AvroIO is a utility to create PTransforms for reading and writing Avro files.

import org.apache.beam.sdk.io.AvroIO
val records = AvroIO.read(classOf[String]).from("*.avro")

scala> :type records
org.apache.beam.sdk.io.AvroIO.Read[String]

Reading In

<T> Read<T> read(
  Class<T> recordClass)
<T> ReadFiles<T> readFiles(
  Class<T> recordClass)
<T> ReadAll<T> readAll(
  Class<T> recordClass)
Read<GenericRecord> readGenericRecords(
  Schema schema)
ReadFiles<GenericRecord> readFilesGenericRecords(
  Schema schema)
ReadAll<GenericRecord> readAllGenericRecords(
  Schema schema)
Read<GenericRecord> readGenericRecords(
  String schema)
ReadFiles<GenericRecord> readFilesGenericRecords(
  String schema)
<T> Parse<T> parseGenericRecords(
  SerializableFunction<GenericRecord, T> parseFn)
<T> ParseFiles<T> parseFilesGenericRecords(
  SerializableFunction<GenericRecord, T> parseFn)

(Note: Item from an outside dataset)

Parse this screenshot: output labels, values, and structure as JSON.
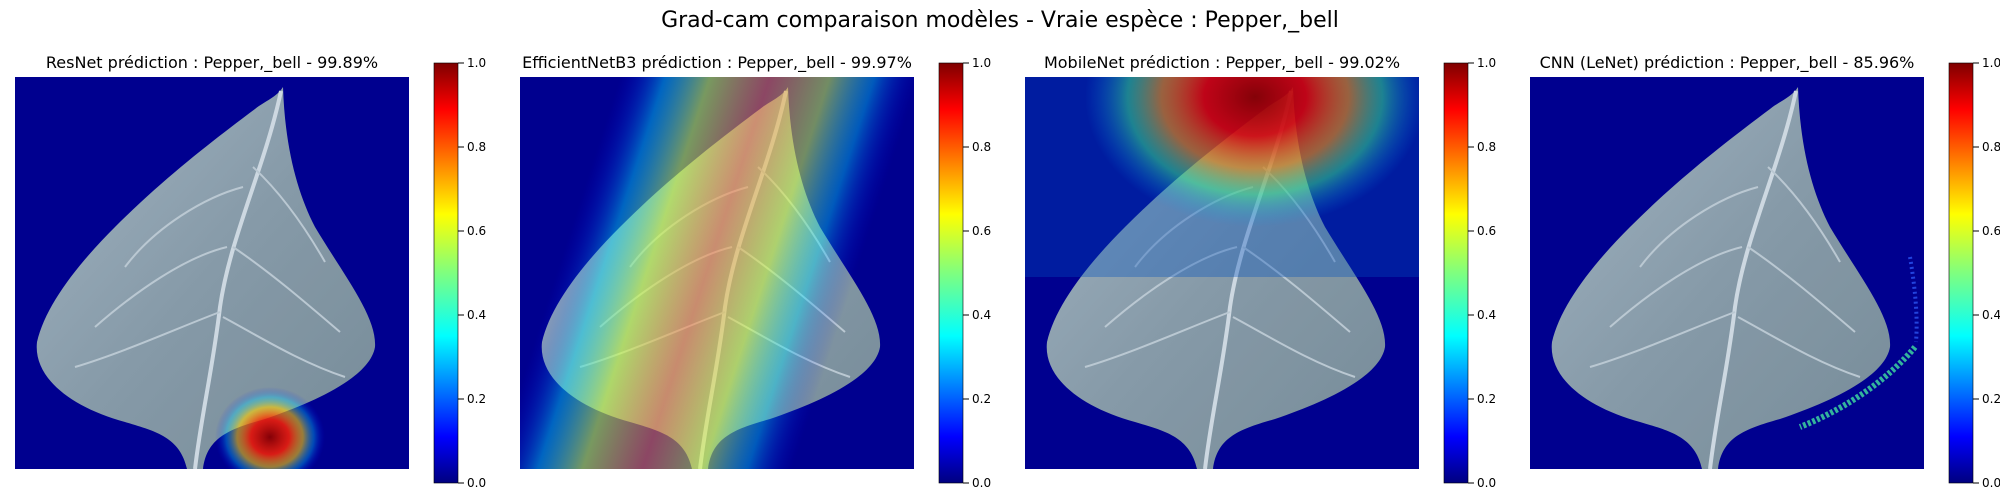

read creates a source PTransform that produces a PCollection of records (of type T or GenericRecord, i.e. PTransform<PBegin, PCollection<T>>).

Writing Out

<T> Write<T> write(
  Class<T> recordClass)
Write<GenericRecord> writeGenericRecords(
  Schema schema)
// other writes

write creates a sink PTransform (PTransform<PCollection<T>, PDone>).